Our pastors went on tour with something like David Foster Wallace’s insight this week. We are one church in four locations. We express that by once a quarter scrambling up our four pastors among the congregations, which are in Germantown, Fishtown, South Philly, and South Jersey. On a normal Sunday the pastors give unique messages at their home congregations. We are not into the whole guy (yes, usually a guy) on a big screen being broadcast from elsewhere. I don’t know if you have seen that; I’ve seen it in person and it felt weird. No shade on my brothers and sisters, or you if you’re into that, though.

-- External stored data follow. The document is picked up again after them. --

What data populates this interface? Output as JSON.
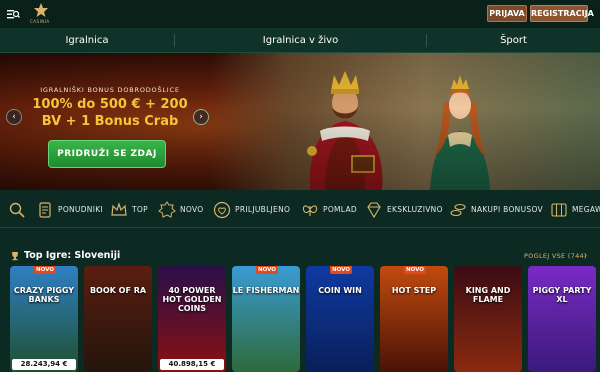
{
  "header": {
    "logo_text": "CASINIA",
    "login_label": "PRIJAVA",
    "register_label": "REGISTRACIJA"
  },
  "nav": {
    "tabs": [
      {
        "label": "Igralnica"
      },
      {
        "label": "Igralnica v živo"
      },
      {
        "label": "Šport"
      }
    ]
  },
  "hero": {
    "eyebrow": "IGRALNIŠKI BONUS DOBRODOŠLICE",
    "line1": "100% do 500 € + 200",
    "line2": "BV + 1 Bonus Crab",
    "cta_label": "PRIDRUŽI SE ZDAJ",
    "prev_icon": "‹",
    "next_icon": "›",
    "slide_index": 1,
    "slide_count": 4
  },
  "categories": [
    {
      "label": "",
      "icon": "search-icon"
    },
    {
      "label": "PONUDNIKI",
      "icon": "scroll-icon"
    },
    {
      "label": "TOP",
      "icon": "crown-icon"
    },
    {
      "label": "NOVO",
      "icon": "new-badge-icon"
    },
    {
      "label": "PRILJUBLJENO",
      "icon": "heart-icon"
    },
    {
      "label": "POMLAD",
      "icon": "butterfly-icon"
    },
    {
      "label": "EKSKLUZIVNO",
      "icon": "diamond-icon"
    },
    {
      "label": "NAKUPI BONUSOV",
      "icon": "coins-icon"
    },
    {
      "label": "MEGAWA",
      "icon": "slot-icon"
    }
  ],
  "games_section": {
    "title": "Top Igre: Sloveniji",
    "see_all_label": "POGLEJ VSE (744)",
    "see_all_arrow": "›",
    "games": [
      {
        "title": "CRAZY PIGGY BANKS",
        "badge": "NOVO",
        "amount": "28.243,94 €",
        "color_top": "#2f7fc4",
        "color_bottom": "#1e4f2e"
      },
      {
        "title": "BOOK OF RA",
        "badge": "",
        "amount": "",
        "color_top": "#5a1e10",
        "color_bottom": "#24150c"
      },
      {
        "title": "40 POWER HOT GOLDEN COINS",
        "badge": "",
        "amount": "40.898,15 €",
        "color_top": "#2a0f4a",
        "color_bottom": "#8a1010"
      },
      {
        "title": "LE FISHERMAN",
        "badge": "NOVO",
        "amount": "",
        "color_top": "#3a9bd4",
        "color_bottom": "#2e6a3a"
      },
      {
        "title": "COIN WIN",
        "badge": "NOVO",
        "amount": "",
        "color_top": "#0e3aa0",
        "color_bottom": "#0a1f5a"
      },
      {
        "title": "HOT STEP",
        "badge": "NOVO",
        "amount": "",
        "color_top": "#c24a0e",
        "color_bottom": "#4a1208"
      },
      {
        "title": "KING AND FLAME",
        "badge": "",
        "amount": "",
        "color_top": "#3a0c14",
        "color_bottom": "#8a2a10"
      },
      {
        "title": "PIGGY PARTY XL",
        "badge": "",
        "amount": "",
        "color_top": "#7a2ac4",
        "color_bottom": "#3a1a7a"
      }
    ]
  }
}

We’re going for a personal church
We’re committed to face-to-face. Each of us pastors has our own style, but we all have the same heart. We work on it face to face in our weekly meetings. Probably the most important part is when we ask one another about the state of our souls. (Shout out to John Wesley who gave us the question!) We share our struggles and our insights from God. We get on the same page, sync up, collaborate. We are trying to be of one mind, without demanding uniformity. Unity is about love, not rules, regulations, and prerequisites.

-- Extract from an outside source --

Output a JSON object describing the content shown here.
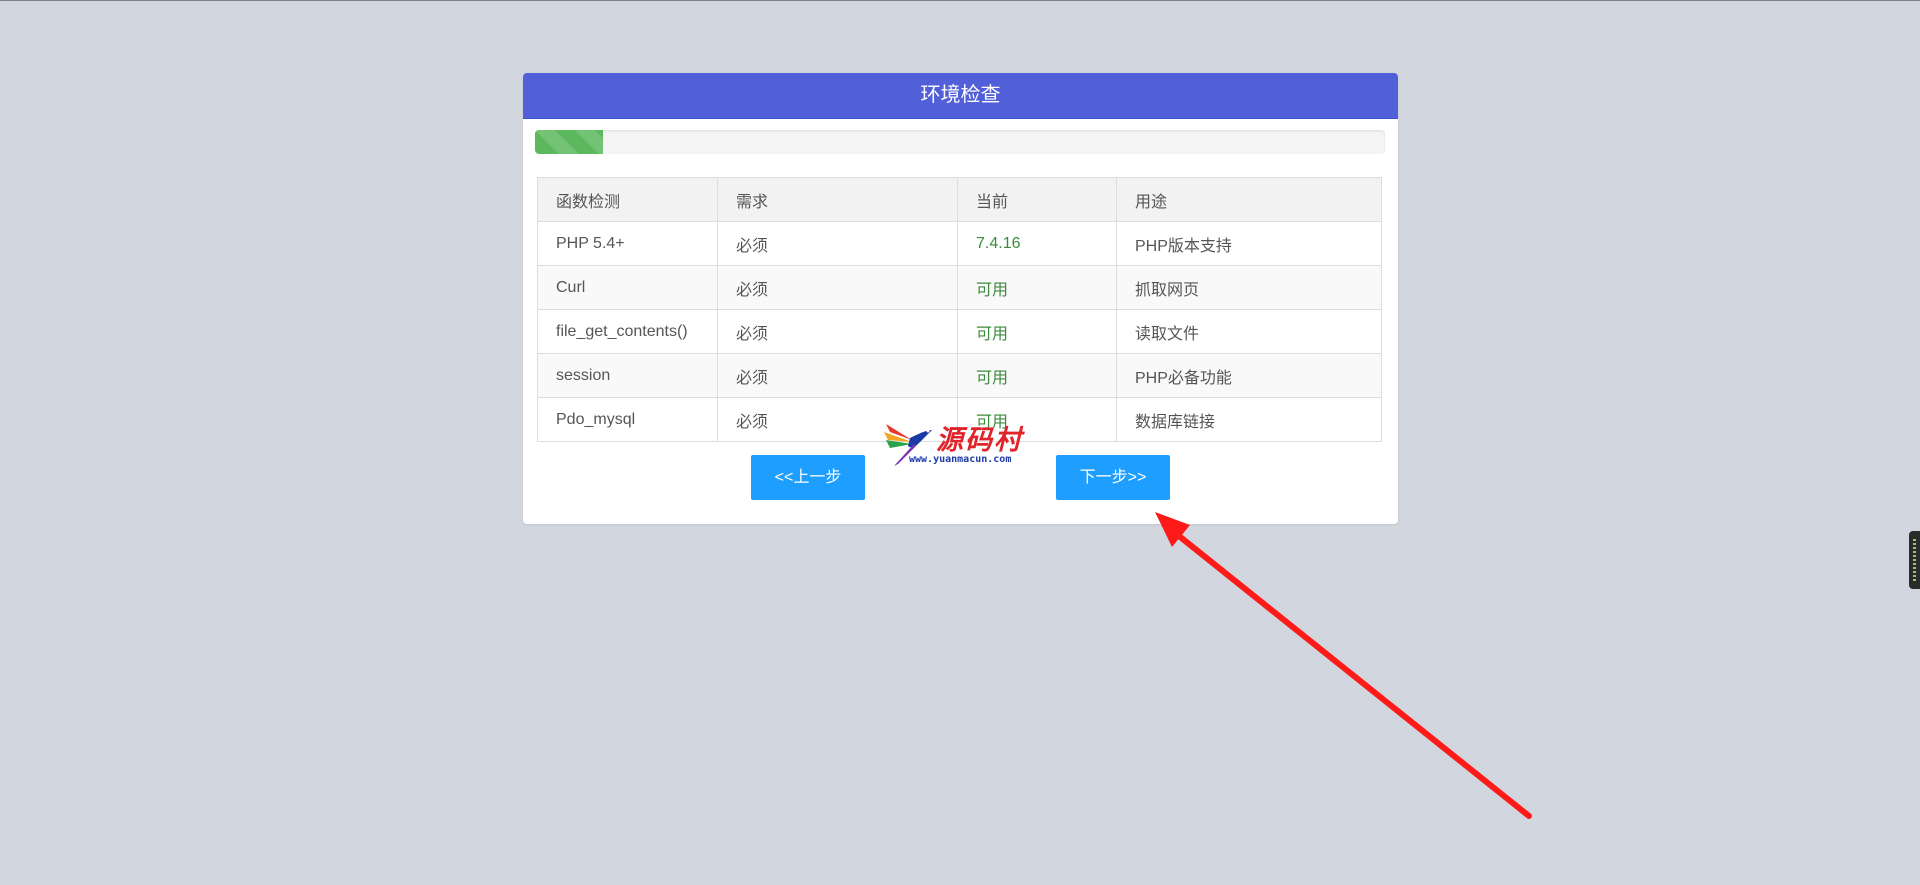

That kind of mutuality depends on God’s abundance. It’s the alternative to the money and things we worship that only yield the “never enough” that David Foster Wallace was talking about. Here’s a challenge: listen to all four of our messages from this past Sunday (find them at circleofhope.net/messages) and tell us how we synced up (BTW we started a new podcast)

We need each other to receive (and remember) God’s best
We were all trying to wrestle with the reality I think everyone feels at some level, and David Foster Wallace described pretty well—there is never enough. It is easy to get stuck in only experiencing our lives on a scale between scarcity and excess. But Jesus offers us abundance that is based on God’s eternal love and not on the finite resources whose limits we are always running into. Shifting our minds and hearts from collection to connection—from striving for more and some future happiness to resting in what we have and acting now to share the happiness we’ve received. It’s a major shift. We need a community, an environment, to constantly suggest this alternative vision to us. We have learned that to separate ourselves from God and God’s people—to stop working as hard as we do for the unity God desires for us—would be choosing to be eaten alive.